Predicting hepatocellular carcinoma development for cirrhosis patients via methylation detection of heparocarcinogenesis-related genes

J Cancer. 2018 Jun 4;9(12):2203-2210. doi: 10.7150/jca.24024. eCollection 2018.

Authors

Yuan Huang¹, Ling Wei¹, Rong-Ce Zhao², Wei-Bo Liang³, Jing Zhang⁴, Xue-Qin Ding⁴, Zhi-Long Li³, Cheng-Jun Sun⁴, Bo Li², Qiu-Ying Liu¹, Jing-Yang He¹, Xiao-Qin Yu¹, Bo Gao⁵, Ming-Mei Chen¹, Ai-Min Sun⁵, Yang Qin¹

Affiliations

¹ Department of Biochemistry and Molecular Biology, West China School of Basic Medical Sciences & Forensic Medicine, Sichuan University, Chengdu 610041, China.
² Division of Liver Transplantation, Department of Liver Surgery, West China Hospital, Sichuan University, Chengdu, Sichuan Province,China.
³ Department of Forensic Genetics, West China School of Basic Science and Forensic Medicine, Sichuan University, Chengdu 610041, China.
⁴ West China School of Public Health, Sichuan University, Chengdu 610041, China.
⁵ Analytical & testing center, Sichuan University, Chengdu, Sichuan Province, China.

Abstract

Background: Most hepatocellular carcinoma (HCC) patients have undergone a progression from chronic hepatitis, then liver cirrhosis (LC), and finally to carcinoma. The objective of this study was to elucidate risk factors to predict HCC development for cirrhosis patients. Methods: Multiple methylated specific PCR (MSP) was applied to determine methylation status of heparocarcinogenesis-related genes in 396 tissue and plasma specimens and multivariate cox model was used to analyze the relationship between risk variables and HCC development among cirrhosis patients, followed up in a median period of 30 months. Results: Among 105 LC cases, HCC incidence rate at 30 months was 30.48% (32/105), which were statistically associated with patients' age and aberrant methylation of p16, SFRP, and LINE1 (p<0.05). Receiver operating characteristic (ROC) curve showed the overall predictive accuracy reached the highest (90.7%) if the four risk variables were concurrent to predict HCC development.

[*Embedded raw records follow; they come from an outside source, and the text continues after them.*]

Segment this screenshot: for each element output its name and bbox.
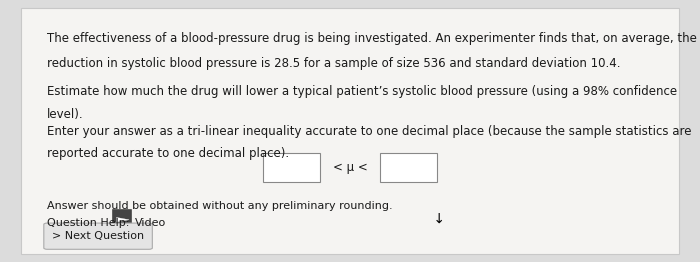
Text: reported accurate to one decimal place).: reported accurate to one decimal place). — [48, 147, 289, 160]
Text: The effectiveness of a blood-pressure drug is being investigated. An experimente: The effectiveness of a blood-pressure dr… — [48, 32, 697, 46]
Text: Answer should be obtained without any preliminary rounding.: Answer should be obtained without any pr… — [48, 201, 393, 211]
Text: > Next Question: > Next Question — [52, 231, 144, 241]
Text: Enter your answer as a tri-linear inequality accurate to one decimal place (beca: Enter your answer as a tri-linear inequa… — [48, 125, 692, 138]
FancyBboxPatch shape — [21, 8, 679, 254]
Text: Video: Video — [135, 219, 166, 228]
Text: ↑: ↑ — [428, 208, 440, 222]
Text: Question Help:: Question Help: — [48, 219, 130, 228]
Text: Estimate how much the drug will lower a typical patient’s systolic blood pressur: Estimate how much the drug will lower a … — [48, 85, 678, 99]
Text: < μ <: < μ < — [332, 161, 368, 174]
Text: level).: level). — [48, 108, 84, 121]
Text: reduction in systolic blood pressure is 28.5 for a sample of size 536 and standa: reduction in systolic blood pressure is … — [48, 57, 621, 70]
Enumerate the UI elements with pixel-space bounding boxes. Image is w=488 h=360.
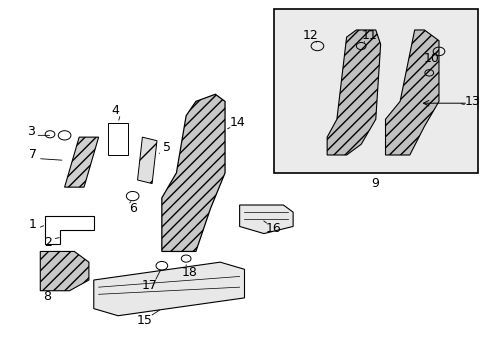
Text: 13: 13 [463, 95, 479, 108]
Text: 18: 18 [182, 266, 198, 279]
Text: 2: 2 [43, 236, 51, 249]
Text: 4: 4 [111, 104, 120, 117]
Polygon shape [326, 30, 380, 155]
Text: 14: 14 [229, 116, 244, 129]
Polygon shape [94, 262, 244, 316]
Polygon shape [239, 205, 292, 234]
Text: 9: 9 [370, 177, 378, 190]
Text: 5: 5 [163, 141, 170, 154]
Text: 16: 16 [265, 222, 281, 235]
Polygon shape [40, 251, 89, 291]
Text: 17: 17 [142, 279, 157, 292]
Polygon shape [64, 137, 99, 187]
Text: 11: 11 [361, 29, 377, 42]
Polygon shape [162, 94, 224, 251]
Text: 3: 3 [26, 125, 35, 138]
Polygon shape [137, 137, 157, 184]
Text: 8: 8 [43, 289, 51, 303]
Text: 10: 10 [423, 52, 439, 65]
Polygon shape [385, 30, 438, 155]
Text: 6: 6 [128, 202, 136, 215]
Text: 1: 1 [29, 218, 37, 231]
Text: 15: 15 [137, 314, 152, 327]
Text: 12: 12 [302, 29, 317, 42]
Bar [108, 123, 127, 155]
Text: 7: 7 [29, 148, 37, 162]
Bar [273, 9, 477, 173]
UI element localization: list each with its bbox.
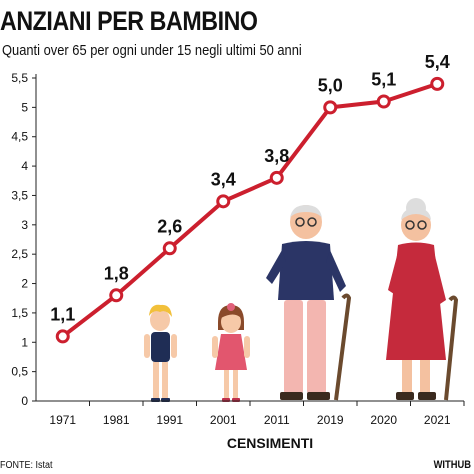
y-tick-label: 0,5: [11, 365, 28, 379]
x-tick-label: 2019: [317, 413, 344, 427]
x-tick-label: 1971: [49, 413, 76, 427]
chart-title: ANZIANI PER BAMBINO: [0, 6, 258, 36]
x-tick-label: 1991: [156, 413, 183, 427]
data-point: [162, 241, 177, 256]
y-tick-label: 4: [21, 159, 28, 173]
data-point: [109, 288, 124, 303]
y-tick-label: 5: [21, 100, 28, 114]
grandmother-figure-icon: [386, 198, 459, 401]
girl-figure-icon: [212, 303, 250, 402]
data-point: [269, 170, 284, 185]
grandfather-figure-icon: [266, 205, 352, 401]
source-note: FONTE: Istat: [0, 460, 53, 471]
y-tick-label: 1: [21, 335, 28, 349]
data-label: 3,8: [264, 146, 289, 166]
data-label: 5,0: [318, 75, 343, 95]
data-label: 1,8: [104, 263, 129, 283]
data-point: [430, 76, 445, 91]
x-tick-label: 2001: [210, 413, 237, 427]
y-tick-label: 3,5: [11, 188, 28, 202]
y-tick-label: 3: [21, 218, 28, 232]
y-tick-label: 4,5: [11, 130, 28, 144]
y-tick-label: 5,5: [11, 71, 28, 85]
x-tick-label: 2020: [370, 413, 397, 427]
data-point: [376, 94, 391, 109]
data-label: 2,6: [157, 216, 182, 236]
y-tick-label: 2: [21, 277, 28, 291]
y-tick-label: 2,5: [11, 247, 28, 261]
x-axis-title: CENSIMENTI: [227, 435, 313, 451]
data-label: 5,4: [425, 52, 450, 72]
data-label: 1,1: [50, 304, 75, 324]
boy-figure-icon: [144, 304, 177, 402]
data-point: [216, 194, 231, 209]
x-tick-label: 2021: [424, 413, 451, 427]
y-tick-label: 1,5: [11, 306, 28, 320]
x-tick-label: 1981: [103, 413, 130, 427]
data-point: [55, 329, 70, 344]
chart-subtitle: Quanti over 65 per ogni under 15 negli u…: [2, 42, 302, 59]
data-point: [323, 100, 338, 115]
data-label: 5,1: [371, 69, 396, 89]
y-tick-label: 0: [21, 394, 28, 408]
x-tick-label: 2011: [264, 413, 290, 427]
series-line: [61, 81, 438, 338]
brand-logo: WITHUB: [433, 459, 471, 471]
data-label: 3,4: [211, 169, 236, 189]
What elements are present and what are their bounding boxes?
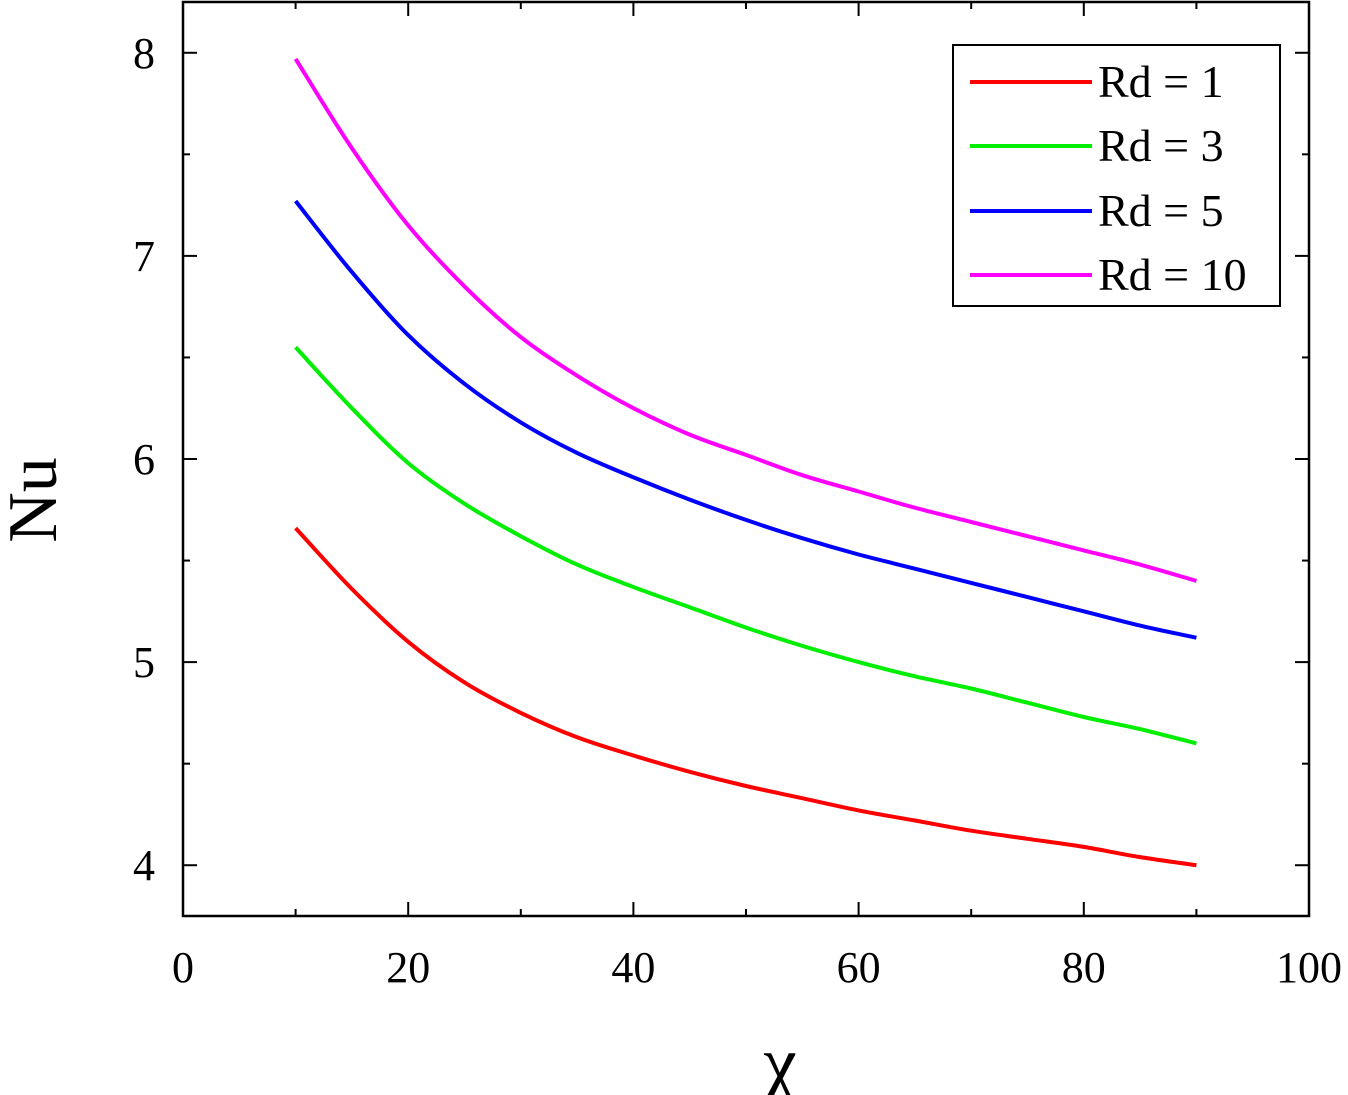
series-line-3 (294, 199, 1197, 640)
x-tick-label: 80 (1062, 943, 1106, 992)
x-axis-ticks: 0 20 40 60 80 100 (172, 2, 1342, 992)
y-tick-label: 5 (133, 638, 155, 687)
y-tick-label: 6 (133, 435, 155, 484)
legend-box (952, 44, 1281, 307)
series-lines (293, 57, 1197, 868)
legend-label-4: Rd = 10 (1098, 249, 1247, 300)
series-line-4 (293, 57, 1197, 583)
series-line-2 (294, 345, 1197, 746)
x-tick-label: 40 (611, 943, 655, 992)
y-tick-label: 7 (133, 232, 155, 281)
x-axis-title: χ (762, 1021, 797, 1095)
legend-label-1: Rd = 1 (1098, 56, 1224, 107)
x-tick-label: 20 (386, 943, 430, 992)
x-tick-label: 0 (172, 943, 194, 992)
y-axis-ticks: 4 5 6 7 8 (133, 29, 1309, 890)
y-tick-label: 8 (133, 29, 155, 78)
y-axis-title: Nu (0, 457, 72, 543)
x-tick-label: 60 (837, 943, 881, 992)
legend: Rd = 1 Rd = 3 Rd = 5 Rd = 10 (952, 44, 1281, 307)
series-line-1 (294, 526, 1197, 868)
y-tick-label: 4 (133, 841, 155, 890)
legend-label-2: Rd = 3 (1098, 120, 1224, 171)
legend-label-3: Rd = 5 (1098, 185, 1224, 236)
x-tick-label: 100 (1276, 943, 1342, 992)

Moreover, along with the growth of age from 0-40, 40-55, to 55-70 years or the increased number of aberrantly-methylated gene from 0-1 to 2-3, the HCC incidence rate of cirrhosis patients rised from 10.00%, 12.28% to 82.14% and 17.44% to 89.47%, separately. Thus, based on combined analysis with diverse age and number of aberrantly-methylated gene, 105 cases were divided into five groups and computed their respective HCC incidecne rate to categorize them into different risk groups. Of note, A significant lifting of HCC incidence rate in the high-risk group (40-55 years coupled with 2-3 aberrantly-methylated genes, 55-70 years coupled with 0-1 aberrantly-methylated gene, 55-70 years coupled with 2-3 aberrantly-methylated genes; n=33) was observed compared with the low-risk group (0-40 years coupled with 0-1 aberrantly-methylated gene, 40-55 years coupled with 0-1 aberrantly-methylated gene; (n=72) (p<0.01). Conclusions: Ultimately, high-risk cirrhosis patients with 55-over years or 2-3 aberrantly-methylated genes should be paid more attention to be regularly screened with HCC development.

Keywords: Biomarkers.; HCC incidence; Hepatocellular carcinoma; Liver cirrhosis; Methylation; Prediction.